Pelas regras norte-americanas, esse acordo envolve ações cíveis, criminais e fiscais, inclusive de pessoas físicas. Lá, os acordos são públicos e já foram divulgados pelo DoJ. No acordo brasileiro, além do sigilo, “não há proteção penal a indivíduos”, conforme disse o procurador Paulo Galvão.

No Reino Unido, os DPAs existem apenas desde 2014, se aplicam a crimes econômicos e dependem de autorização e supervisão judicial. “Eles permitem a uma empresa a total reparação pelo comportamento criminoso sem os danos colaterais de uma condenação”, explica o site do SFO. No Brasil, o acordo é apenas cível.

Nome aos bois
“Isso que foi assinado aqui no Brasil é qualquer coisa, menos acordo de leniência. A lei brasileira estabelece que o acordo de leniência é assinado entre empresa e o ente lesado da administração pública. Ponto final”, critica o ministro Gilson Dipp, aposentado do Superior Tribunal de Justiça e coautor de um livro em que faz um raio-X da Lei Anticorrupção, que definiu os acordos.

O ministro é um crítico da postura do MPF de assinar acordos que envolvem atos de improbidade. Para ele, trata-se de “um expansionismo das atribuições do Ministério Público sem previsão em lei”. “Chamem de qualquer coisa, de termo de ajustamento de conduta, mas não de acordo de leniência.
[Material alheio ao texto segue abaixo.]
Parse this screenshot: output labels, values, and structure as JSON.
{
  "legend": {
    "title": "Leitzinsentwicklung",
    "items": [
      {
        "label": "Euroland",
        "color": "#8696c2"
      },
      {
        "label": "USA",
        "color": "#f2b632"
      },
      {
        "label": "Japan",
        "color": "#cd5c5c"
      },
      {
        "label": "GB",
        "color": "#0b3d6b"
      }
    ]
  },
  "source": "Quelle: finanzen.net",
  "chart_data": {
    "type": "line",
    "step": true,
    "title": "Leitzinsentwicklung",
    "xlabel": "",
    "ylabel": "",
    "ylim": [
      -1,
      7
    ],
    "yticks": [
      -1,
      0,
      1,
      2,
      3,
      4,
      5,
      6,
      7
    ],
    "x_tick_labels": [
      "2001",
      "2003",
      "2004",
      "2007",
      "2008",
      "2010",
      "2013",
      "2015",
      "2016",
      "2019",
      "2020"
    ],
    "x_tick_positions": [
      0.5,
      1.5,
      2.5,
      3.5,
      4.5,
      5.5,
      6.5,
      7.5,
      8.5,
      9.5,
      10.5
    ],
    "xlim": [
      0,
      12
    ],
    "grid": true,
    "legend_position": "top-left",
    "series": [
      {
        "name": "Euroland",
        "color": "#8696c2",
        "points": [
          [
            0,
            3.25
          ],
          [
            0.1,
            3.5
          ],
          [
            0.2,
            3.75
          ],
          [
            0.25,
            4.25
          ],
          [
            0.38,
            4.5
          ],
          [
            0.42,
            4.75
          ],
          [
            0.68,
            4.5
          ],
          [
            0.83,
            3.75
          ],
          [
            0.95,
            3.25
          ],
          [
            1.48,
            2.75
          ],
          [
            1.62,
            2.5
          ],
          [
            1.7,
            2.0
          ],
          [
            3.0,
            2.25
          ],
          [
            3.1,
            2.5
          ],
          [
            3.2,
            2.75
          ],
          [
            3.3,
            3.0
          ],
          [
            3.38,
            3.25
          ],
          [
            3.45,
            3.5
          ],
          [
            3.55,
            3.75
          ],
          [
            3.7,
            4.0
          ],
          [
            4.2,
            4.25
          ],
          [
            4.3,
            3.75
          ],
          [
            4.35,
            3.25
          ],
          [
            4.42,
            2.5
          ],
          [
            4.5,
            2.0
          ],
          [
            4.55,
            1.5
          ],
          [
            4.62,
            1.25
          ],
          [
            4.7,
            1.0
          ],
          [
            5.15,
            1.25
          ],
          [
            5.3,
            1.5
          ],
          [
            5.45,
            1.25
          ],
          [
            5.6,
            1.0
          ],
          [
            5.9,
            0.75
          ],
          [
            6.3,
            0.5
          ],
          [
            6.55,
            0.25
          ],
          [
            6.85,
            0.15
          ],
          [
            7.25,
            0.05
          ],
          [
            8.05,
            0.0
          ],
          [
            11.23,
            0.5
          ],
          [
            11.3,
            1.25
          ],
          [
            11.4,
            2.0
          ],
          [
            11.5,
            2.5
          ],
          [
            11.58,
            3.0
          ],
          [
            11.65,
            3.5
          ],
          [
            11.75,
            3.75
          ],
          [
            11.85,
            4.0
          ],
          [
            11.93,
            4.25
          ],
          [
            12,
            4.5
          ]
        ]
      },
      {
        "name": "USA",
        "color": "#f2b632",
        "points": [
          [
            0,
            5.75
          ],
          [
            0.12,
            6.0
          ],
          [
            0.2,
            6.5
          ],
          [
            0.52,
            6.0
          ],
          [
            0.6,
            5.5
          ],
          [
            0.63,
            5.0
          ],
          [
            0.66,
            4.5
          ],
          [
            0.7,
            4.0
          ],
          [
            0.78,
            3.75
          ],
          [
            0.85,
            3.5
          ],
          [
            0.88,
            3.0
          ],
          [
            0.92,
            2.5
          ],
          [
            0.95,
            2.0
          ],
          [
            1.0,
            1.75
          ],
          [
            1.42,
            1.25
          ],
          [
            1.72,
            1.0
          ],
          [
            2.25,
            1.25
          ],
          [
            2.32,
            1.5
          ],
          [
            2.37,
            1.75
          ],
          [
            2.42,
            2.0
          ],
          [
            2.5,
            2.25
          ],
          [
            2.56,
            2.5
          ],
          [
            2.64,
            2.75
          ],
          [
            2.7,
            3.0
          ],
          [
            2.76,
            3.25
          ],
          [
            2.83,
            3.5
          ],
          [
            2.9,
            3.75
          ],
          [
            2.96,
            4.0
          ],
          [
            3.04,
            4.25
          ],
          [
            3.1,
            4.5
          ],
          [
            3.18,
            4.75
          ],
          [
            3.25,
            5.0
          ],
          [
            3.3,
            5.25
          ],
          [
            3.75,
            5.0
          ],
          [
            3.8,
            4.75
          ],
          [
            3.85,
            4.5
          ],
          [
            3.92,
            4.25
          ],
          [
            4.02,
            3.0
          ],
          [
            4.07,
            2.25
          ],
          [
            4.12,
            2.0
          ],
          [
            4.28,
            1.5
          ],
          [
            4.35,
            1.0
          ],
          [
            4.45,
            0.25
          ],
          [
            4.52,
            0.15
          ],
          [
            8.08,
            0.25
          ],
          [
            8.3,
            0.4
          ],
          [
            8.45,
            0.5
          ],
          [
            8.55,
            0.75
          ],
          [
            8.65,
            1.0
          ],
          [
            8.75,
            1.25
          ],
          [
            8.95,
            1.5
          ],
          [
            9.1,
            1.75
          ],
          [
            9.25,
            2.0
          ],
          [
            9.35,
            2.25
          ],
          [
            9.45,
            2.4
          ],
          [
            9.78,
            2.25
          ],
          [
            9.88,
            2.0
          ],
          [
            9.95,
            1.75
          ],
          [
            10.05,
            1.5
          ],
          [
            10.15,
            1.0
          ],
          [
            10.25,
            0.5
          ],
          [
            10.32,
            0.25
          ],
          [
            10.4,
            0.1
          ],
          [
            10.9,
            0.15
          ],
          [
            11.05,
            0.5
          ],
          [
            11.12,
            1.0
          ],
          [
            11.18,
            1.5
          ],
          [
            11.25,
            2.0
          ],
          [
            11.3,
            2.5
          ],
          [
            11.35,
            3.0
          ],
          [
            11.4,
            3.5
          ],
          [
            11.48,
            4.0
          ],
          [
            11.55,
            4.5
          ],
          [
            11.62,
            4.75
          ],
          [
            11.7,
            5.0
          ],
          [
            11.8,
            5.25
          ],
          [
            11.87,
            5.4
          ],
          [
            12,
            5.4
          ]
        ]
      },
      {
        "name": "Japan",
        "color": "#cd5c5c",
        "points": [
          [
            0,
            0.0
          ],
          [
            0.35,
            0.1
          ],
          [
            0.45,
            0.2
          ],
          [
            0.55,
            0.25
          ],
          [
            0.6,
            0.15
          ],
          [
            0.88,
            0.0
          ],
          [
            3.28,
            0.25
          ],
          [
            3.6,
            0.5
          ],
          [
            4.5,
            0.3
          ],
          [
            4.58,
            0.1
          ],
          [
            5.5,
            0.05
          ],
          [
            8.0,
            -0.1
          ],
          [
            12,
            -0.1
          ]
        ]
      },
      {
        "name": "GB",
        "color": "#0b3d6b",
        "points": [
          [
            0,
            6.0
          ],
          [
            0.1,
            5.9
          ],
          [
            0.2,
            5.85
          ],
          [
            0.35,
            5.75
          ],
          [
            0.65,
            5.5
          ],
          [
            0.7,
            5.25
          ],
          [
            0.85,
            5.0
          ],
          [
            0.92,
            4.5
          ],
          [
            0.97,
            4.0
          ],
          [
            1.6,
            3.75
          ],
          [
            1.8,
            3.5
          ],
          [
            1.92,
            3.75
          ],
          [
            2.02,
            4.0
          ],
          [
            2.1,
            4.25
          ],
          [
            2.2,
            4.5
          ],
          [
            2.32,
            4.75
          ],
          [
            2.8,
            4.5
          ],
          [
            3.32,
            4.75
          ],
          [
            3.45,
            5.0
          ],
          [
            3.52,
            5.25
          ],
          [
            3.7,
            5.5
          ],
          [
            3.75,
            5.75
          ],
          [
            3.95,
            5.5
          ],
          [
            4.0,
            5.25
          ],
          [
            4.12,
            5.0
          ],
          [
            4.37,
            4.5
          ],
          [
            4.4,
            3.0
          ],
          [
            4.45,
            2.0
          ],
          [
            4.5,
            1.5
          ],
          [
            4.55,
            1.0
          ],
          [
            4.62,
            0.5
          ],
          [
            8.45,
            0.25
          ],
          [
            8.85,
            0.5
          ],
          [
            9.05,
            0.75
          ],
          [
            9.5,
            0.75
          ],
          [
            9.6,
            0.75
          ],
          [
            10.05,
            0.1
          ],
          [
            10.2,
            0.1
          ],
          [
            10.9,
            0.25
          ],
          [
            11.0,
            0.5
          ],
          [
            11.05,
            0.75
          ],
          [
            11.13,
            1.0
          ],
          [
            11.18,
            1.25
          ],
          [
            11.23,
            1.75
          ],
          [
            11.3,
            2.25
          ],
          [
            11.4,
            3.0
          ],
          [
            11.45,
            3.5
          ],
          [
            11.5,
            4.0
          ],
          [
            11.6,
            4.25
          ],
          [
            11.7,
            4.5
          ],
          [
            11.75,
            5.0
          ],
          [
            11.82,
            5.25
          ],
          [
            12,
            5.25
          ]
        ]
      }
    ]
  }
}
Se a administração, no caso federal, representada pela CGU, não foi acionada para as negociações, esse acordo não é de leniência. Além de não ter segurança jurídica alguma.”

Segundo Dipp, “os reflexos e as decorrências desse acordo interessam apenas ao Ministério Público, e não vinculam mais ninguém. Até mesmo o TCU pode dizer que foi devolvido muito pouco dinheiro, por exemplo”.

O procurador Paulo Galvão não discorda das conclusões de Dipp. Por e-mail, disse que “o MPF transaciona apenas as penalidades que lhe competiriam pleitear em juízo — no caso, as penalidades da lei de improbidade administrativa”. “Para tanto, o MPF leva em consideração a existência de interesse público na assinatura de um acordo, tendo em vista o potencial de ampliação das investigações e a relevância do ressarcimento ao erário.”

Só que a competência de avaliar o dano ao erário também é do TCU e da própria União, reclama Dipp. Para ele, o MPF deveria ter chamado a CGU para participar das negociações. “O problema é que os órgãos estatais, especialmente os do Legislativo, mas incluo os do Executivo e até mesmo alguns do Judiciário, estão anestesiados por procedimentos louváveis do MPF, mas questionáveis do ponto de vista legal e constitucional.”